凤头岭的古道,入口并不显眼。只是一条斜斜的、往上岔开的小径,被荒草半掩着。我们先还说着话,走着走着,便都不言语了。这路是碎石与土铺就的,坑洼得很,石头被经年的脚步与雨水磨得光润,阴天里,也泛着一点幽幽的、青灰的光。路不宽,恰好容两人并肩。两旁是些酸枣棵子,还有些叫不出名字的灌木,枝条都光秃秃的,伶仃地伸着。却有几株山桃,仍倔强地开着。那些花开得极静,粉粉的,白白的,一团一团的,像笼着一层淡淡的烟。在这满目苍褐的底色上,这一点柔和的颜色,便格外地触目了。我指给夫人看,她点点头,眼睛里有了一点笑意。我们便站住,看了一会儿。没有蜂,也没有蝶,只那花,在沉沉的阴天底下,自己亮着。再深处,便看见那古道了。是在一处山岩上,凿出的一溜儿石阶。阶面都踏得凹下去了,中间是个浅浅的窝,积着些去年的雨水与尘土。路旁有一块碑,字迹都漫漶了,用力辨认,才看出是清时的年月。我伸出手,去摸那碑上的字,指尖触到的,是一种沁人的、黏湿的凉。仿佛摸着的不是石头,是百多年的霜雪,与行路人滴下的汗。那时候的人,也曾在这样的阴天里,牵着马,挑着担,从这儿一步步地走么?他们走过时,可也看见这山桃花么?这么一想,四周便愈发静了,只听得见我们自己,微有些喘的呼吸…

从古道下来,拐一个弯,远远的,便望见京门铁路了。它就那么坦然地,直直地躺在山脚下。两条铁轨,被锈色吃透了,成了深褐色,像两条僵卧的长蛇。路基的碎石间,去年的枯蒿子长得有半人高,密密地,将铁路拥在当中。我们寻了个缓坡,走下去。铁轨上的锈,在阴天的光里,是一种沉沉的、哑哑的红。夫人走在前面,踩着一根枕木,那木头早已朽了,边缘生着些苍黑的木耳般的菌。她的步子很稳,一步一步的,数着枕木走。我跟在后面,也一步一步地数。这样的走法,心思便会单纯起来,什么都不想,只看着脚下那间距相等的、向远方延伸的木头。
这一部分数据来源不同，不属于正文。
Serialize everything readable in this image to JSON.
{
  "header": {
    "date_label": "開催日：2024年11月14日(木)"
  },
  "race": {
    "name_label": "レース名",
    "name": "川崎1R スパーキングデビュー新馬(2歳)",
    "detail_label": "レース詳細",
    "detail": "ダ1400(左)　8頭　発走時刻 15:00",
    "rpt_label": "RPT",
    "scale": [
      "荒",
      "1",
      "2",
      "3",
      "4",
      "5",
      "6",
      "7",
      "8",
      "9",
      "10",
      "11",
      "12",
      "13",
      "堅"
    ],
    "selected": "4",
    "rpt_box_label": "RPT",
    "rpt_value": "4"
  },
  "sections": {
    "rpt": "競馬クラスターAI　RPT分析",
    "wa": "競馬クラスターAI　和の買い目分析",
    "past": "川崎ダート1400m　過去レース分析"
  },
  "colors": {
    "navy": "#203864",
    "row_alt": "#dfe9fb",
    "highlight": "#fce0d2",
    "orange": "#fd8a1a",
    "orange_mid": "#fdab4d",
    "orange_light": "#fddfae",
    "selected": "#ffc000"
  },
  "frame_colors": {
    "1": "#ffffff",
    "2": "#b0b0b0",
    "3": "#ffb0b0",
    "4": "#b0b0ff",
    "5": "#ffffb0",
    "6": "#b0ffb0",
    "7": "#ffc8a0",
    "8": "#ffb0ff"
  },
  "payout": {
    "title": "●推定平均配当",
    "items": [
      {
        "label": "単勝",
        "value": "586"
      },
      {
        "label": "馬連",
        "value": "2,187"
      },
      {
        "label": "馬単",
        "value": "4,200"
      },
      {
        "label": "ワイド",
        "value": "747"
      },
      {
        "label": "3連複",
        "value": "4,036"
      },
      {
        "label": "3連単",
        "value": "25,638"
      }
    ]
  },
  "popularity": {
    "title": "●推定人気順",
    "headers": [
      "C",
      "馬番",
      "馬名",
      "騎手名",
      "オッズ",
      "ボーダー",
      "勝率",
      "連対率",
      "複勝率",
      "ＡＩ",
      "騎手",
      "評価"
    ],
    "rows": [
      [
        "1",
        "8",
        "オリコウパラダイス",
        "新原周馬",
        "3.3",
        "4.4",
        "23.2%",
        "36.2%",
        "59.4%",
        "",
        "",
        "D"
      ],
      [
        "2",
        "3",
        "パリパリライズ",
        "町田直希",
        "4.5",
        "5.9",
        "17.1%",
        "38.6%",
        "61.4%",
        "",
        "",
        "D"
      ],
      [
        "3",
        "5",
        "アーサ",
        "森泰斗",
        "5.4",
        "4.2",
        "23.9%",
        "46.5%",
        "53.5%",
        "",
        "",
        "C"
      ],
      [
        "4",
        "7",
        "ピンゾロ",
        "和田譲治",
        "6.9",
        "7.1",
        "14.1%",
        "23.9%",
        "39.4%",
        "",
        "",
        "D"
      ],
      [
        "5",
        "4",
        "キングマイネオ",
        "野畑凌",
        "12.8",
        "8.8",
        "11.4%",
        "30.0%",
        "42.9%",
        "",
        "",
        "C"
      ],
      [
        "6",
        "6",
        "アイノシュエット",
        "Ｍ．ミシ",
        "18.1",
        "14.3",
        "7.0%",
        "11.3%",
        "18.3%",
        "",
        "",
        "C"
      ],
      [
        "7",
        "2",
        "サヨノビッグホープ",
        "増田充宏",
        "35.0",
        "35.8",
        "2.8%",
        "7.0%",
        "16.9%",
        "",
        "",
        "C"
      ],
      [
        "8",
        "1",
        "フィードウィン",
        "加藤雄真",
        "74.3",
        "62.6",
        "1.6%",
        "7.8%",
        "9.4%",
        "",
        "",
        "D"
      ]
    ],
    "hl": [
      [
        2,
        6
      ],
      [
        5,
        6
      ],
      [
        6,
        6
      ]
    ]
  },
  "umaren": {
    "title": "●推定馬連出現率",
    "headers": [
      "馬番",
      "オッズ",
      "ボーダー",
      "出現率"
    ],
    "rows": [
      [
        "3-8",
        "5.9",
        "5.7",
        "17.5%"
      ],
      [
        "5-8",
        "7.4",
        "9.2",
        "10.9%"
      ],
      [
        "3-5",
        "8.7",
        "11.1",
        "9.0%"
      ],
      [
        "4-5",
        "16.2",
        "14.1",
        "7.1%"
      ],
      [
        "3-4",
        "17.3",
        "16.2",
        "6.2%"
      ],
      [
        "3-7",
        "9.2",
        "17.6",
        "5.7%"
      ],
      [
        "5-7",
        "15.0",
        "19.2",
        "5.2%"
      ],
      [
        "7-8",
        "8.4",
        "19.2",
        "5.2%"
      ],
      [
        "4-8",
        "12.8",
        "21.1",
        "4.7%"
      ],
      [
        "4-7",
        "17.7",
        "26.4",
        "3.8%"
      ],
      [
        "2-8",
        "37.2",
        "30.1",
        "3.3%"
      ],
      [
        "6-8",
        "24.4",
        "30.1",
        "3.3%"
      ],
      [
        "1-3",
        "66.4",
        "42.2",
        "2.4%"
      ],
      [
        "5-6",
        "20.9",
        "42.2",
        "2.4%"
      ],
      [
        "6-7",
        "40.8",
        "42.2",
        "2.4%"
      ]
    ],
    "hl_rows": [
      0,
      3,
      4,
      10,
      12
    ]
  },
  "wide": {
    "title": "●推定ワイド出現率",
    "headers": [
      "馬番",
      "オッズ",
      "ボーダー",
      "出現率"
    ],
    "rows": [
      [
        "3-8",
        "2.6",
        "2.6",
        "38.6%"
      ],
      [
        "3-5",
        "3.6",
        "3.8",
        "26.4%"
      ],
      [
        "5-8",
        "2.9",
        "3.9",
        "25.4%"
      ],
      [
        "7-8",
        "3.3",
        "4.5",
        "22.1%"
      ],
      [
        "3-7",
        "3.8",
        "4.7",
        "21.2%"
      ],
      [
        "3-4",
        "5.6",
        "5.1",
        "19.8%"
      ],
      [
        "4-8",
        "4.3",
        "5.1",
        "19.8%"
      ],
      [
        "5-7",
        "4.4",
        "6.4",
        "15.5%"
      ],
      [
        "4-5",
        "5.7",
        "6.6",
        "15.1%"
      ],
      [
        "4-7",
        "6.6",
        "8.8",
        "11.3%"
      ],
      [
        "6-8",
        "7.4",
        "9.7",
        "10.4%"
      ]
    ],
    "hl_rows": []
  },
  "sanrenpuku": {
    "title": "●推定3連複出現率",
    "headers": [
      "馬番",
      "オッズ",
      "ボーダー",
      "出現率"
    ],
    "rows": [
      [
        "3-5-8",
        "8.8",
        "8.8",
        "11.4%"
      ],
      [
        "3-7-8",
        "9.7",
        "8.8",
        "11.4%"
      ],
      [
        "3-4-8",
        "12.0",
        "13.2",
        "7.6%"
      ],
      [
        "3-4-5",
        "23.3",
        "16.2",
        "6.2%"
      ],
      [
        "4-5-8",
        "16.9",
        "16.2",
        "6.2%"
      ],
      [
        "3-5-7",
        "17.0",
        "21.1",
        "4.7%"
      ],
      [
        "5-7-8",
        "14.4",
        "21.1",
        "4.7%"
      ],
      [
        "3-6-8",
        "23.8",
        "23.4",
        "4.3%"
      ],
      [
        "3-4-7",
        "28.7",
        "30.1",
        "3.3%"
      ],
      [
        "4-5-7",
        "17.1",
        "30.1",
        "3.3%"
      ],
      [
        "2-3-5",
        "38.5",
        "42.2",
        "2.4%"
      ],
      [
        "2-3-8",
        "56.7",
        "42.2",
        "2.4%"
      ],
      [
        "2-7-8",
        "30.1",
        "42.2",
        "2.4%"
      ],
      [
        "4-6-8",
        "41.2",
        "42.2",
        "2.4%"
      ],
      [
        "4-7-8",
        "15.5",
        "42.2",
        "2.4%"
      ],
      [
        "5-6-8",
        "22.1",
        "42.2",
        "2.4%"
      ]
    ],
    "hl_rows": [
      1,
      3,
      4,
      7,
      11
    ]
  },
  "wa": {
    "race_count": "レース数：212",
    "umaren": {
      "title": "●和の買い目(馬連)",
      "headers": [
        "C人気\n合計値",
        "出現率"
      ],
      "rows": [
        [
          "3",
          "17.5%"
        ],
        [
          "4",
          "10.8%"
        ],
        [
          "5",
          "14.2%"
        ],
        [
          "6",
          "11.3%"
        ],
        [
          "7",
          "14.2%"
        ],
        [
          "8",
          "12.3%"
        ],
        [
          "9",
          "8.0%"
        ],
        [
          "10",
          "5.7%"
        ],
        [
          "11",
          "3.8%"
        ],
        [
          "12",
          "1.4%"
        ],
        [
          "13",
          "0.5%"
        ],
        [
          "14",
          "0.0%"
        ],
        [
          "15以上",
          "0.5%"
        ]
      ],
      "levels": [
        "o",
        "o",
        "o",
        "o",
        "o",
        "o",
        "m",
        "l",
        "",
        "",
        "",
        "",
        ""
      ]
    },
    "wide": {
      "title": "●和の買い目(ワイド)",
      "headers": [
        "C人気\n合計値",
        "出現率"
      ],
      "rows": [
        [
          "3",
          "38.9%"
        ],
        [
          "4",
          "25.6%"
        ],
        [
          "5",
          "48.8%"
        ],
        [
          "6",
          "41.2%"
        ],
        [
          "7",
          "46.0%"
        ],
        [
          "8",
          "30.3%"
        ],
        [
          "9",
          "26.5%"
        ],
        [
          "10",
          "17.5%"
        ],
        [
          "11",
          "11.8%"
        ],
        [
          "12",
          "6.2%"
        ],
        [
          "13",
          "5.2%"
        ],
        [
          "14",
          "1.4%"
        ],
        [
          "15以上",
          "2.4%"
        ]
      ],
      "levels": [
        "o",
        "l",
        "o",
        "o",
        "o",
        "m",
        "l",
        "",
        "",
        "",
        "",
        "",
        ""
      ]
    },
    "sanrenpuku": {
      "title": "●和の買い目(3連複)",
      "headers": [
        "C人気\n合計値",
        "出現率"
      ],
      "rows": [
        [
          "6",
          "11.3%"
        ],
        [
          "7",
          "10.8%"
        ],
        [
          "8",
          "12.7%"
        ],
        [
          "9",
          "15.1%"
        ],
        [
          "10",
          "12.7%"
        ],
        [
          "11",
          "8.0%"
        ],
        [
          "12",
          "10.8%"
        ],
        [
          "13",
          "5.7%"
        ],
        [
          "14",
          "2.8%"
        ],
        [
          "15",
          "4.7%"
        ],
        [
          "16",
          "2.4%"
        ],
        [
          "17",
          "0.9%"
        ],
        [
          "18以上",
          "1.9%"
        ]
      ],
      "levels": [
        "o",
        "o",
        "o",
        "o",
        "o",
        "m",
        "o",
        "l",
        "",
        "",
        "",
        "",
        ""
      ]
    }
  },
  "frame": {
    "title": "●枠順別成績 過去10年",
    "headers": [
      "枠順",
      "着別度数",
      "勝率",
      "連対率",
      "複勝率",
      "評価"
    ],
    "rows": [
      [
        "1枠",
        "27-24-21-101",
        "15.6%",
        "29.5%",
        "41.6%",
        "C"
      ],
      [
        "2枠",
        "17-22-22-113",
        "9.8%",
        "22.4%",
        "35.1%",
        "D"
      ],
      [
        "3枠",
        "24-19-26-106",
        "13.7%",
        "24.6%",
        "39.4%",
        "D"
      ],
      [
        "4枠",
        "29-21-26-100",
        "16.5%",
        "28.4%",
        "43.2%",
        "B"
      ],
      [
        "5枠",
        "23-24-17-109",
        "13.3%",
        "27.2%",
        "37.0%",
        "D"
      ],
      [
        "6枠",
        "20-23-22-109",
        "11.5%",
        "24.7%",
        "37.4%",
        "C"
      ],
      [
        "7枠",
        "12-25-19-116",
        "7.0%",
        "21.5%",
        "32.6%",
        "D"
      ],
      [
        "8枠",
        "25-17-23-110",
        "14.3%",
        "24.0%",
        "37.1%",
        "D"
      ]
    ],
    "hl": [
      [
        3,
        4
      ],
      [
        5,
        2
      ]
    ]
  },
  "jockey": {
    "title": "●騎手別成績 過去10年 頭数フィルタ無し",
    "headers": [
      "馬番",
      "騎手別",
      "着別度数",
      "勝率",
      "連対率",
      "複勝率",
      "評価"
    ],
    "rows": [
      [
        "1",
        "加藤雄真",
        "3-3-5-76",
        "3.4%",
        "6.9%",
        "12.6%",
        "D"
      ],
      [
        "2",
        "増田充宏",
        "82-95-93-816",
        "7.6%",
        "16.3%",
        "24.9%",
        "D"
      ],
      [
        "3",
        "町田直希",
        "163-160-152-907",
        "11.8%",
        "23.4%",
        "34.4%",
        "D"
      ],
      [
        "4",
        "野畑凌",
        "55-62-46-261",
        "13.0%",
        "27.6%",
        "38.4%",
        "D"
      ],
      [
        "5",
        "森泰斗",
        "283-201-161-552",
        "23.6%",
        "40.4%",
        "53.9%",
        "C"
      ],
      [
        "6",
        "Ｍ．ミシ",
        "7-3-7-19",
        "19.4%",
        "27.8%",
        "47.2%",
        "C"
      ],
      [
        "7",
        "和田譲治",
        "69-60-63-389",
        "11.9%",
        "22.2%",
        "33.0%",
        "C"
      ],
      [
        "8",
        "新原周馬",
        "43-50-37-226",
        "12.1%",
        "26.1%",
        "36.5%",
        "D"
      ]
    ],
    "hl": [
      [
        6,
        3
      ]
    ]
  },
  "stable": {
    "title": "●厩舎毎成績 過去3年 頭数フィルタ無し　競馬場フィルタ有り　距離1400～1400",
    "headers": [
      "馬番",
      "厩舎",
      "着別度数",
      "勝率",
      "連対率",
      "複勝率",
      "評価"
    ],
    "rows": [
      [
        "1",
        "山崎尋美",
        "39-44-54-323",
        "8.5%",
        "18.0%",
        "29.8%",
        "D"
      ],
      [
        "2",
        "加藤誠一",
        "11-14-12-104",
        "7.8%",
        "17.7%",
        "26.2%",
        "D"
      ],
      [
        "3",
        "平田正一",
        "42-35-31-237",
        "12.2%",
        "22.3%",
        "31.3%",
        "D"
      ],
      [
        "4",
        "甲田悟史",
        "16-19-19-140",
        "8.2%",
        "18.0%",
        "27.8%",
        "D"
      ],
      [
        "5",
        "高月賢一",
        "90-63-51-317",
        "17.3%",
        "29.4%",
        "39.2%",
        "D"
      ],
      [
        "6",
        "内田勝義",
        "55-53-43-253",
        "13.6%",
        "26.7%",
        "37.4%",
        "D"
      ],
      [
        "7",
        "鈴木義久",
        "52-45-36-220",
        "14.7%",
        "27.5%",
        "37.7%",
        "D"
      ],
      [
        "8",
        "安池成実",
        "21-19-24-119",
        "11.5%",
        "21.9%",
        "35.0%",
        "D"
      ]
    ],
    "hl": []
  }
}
愈往前走,愈是幽邃。两旁的山,悄悄地合拢了些。空气里的湿意,也渐渐地浓了。那预报中的雨,似乎还在犹豫,只在风里,偶尔飘来一两滴,落在脸上,凉飕飕的,像极细的、冰凉的蛛丝。五号隧道的洞口,是忽然出现的。山到这里,像是被谁劈了一刀,裂开一个黝黑的、半圆的口。洞口用青砖砌了,砖缝里长出些蕨草,碧森森的,给这沉重的墨色添上一点生机。往里看,什么都看不见,只有一团固体的、浓得化不开的黑。那黑是有重量的,仿佛从洞里,正一脉一脉地,涌出些寒气来。那寒气里,带着石头与铁锈混合的味道,还有一种久远年代封存着的、不流动的气味。我们没带手电,便只在洞口站住。夫人向里头张望了一下,说,像是能通到很远的地方去。我应了一声,心里却想起这铁路的另一头,那个我熟悉的人间。站台,车票,汽笛,喧嚣的人群……而这里,只有这无言的洞,这被草埋了一半的铁轨,和我们两个,趁着一个阴天,来探望它的人。热闹与荒凉,原来只隔着这么一个隧道的距离。这么想着,竟有些恍惚了。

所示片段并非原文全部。